Toobin has done more than write books. He has been a fixture on television for decades. He is currently a legal analyst for CNN. Then there are his many articles for the New Yorker, for whom he went to work in 1993.

But nothing is more important to him than his books. The don’t come effortlessly, though his writing can make it seem that way. How does he do it? By doing it, that’s how.

“I have a very specific writing process when I’m writing books, and it’s kind of simple minded but it works for me,” Toobin said. “When I am writing a book  — not magazine articles  — when I am writing a book, I write five pages a day, without fail, 1,250 words.

“I find that the single easiest thing to do in the world is not to write. That if you give yourself the opportunity to procrastinate, not to write, you’ll take it. So by establishing this quota system, five pages a day, 25 pages a week, 100 pages a month, it allows me to produce a book in, you know, less than a year.”

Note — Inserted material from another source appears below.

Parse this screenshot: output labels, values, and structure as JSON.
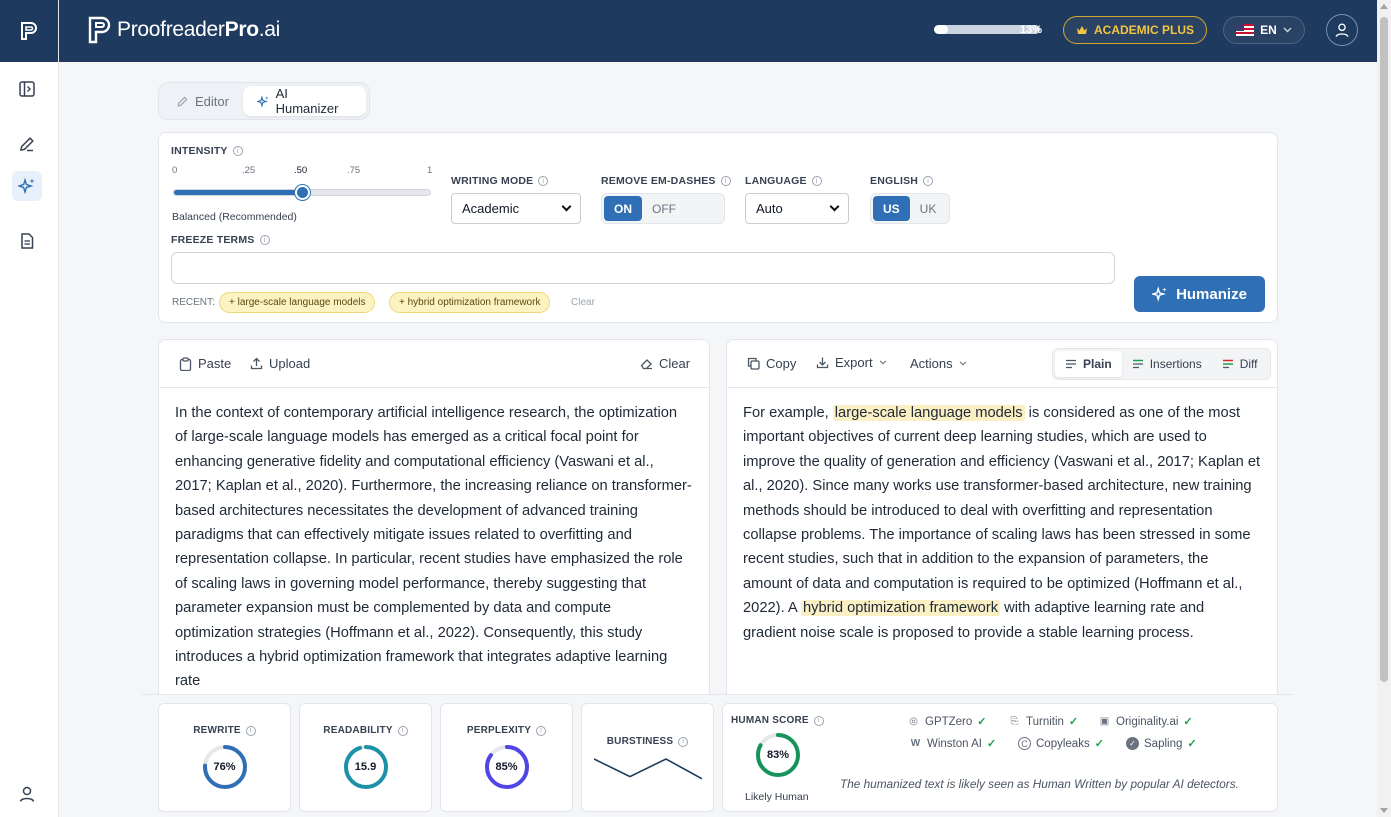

Toobin describes himself as an optimist, even when it comes to the country’s criminal justice system. He points to the fact that domestic violence is taken much more seriously in this country than it ever has been.

“There were outright prohibitions on whether you can prosecute a husband for raping his wife,” he said. “Laws like that have disappeared.”

Yet he’s under no illusions that every person is treated the same under the law.

“It is still a lot better to be rich than poor, and it’s better to be white than black,” Toobin said. “But I do think society is aware of these distinctions and there have been some halting steps in a direction of a little greater equality.

“But certainly, most people don’t get a dream team, do they?”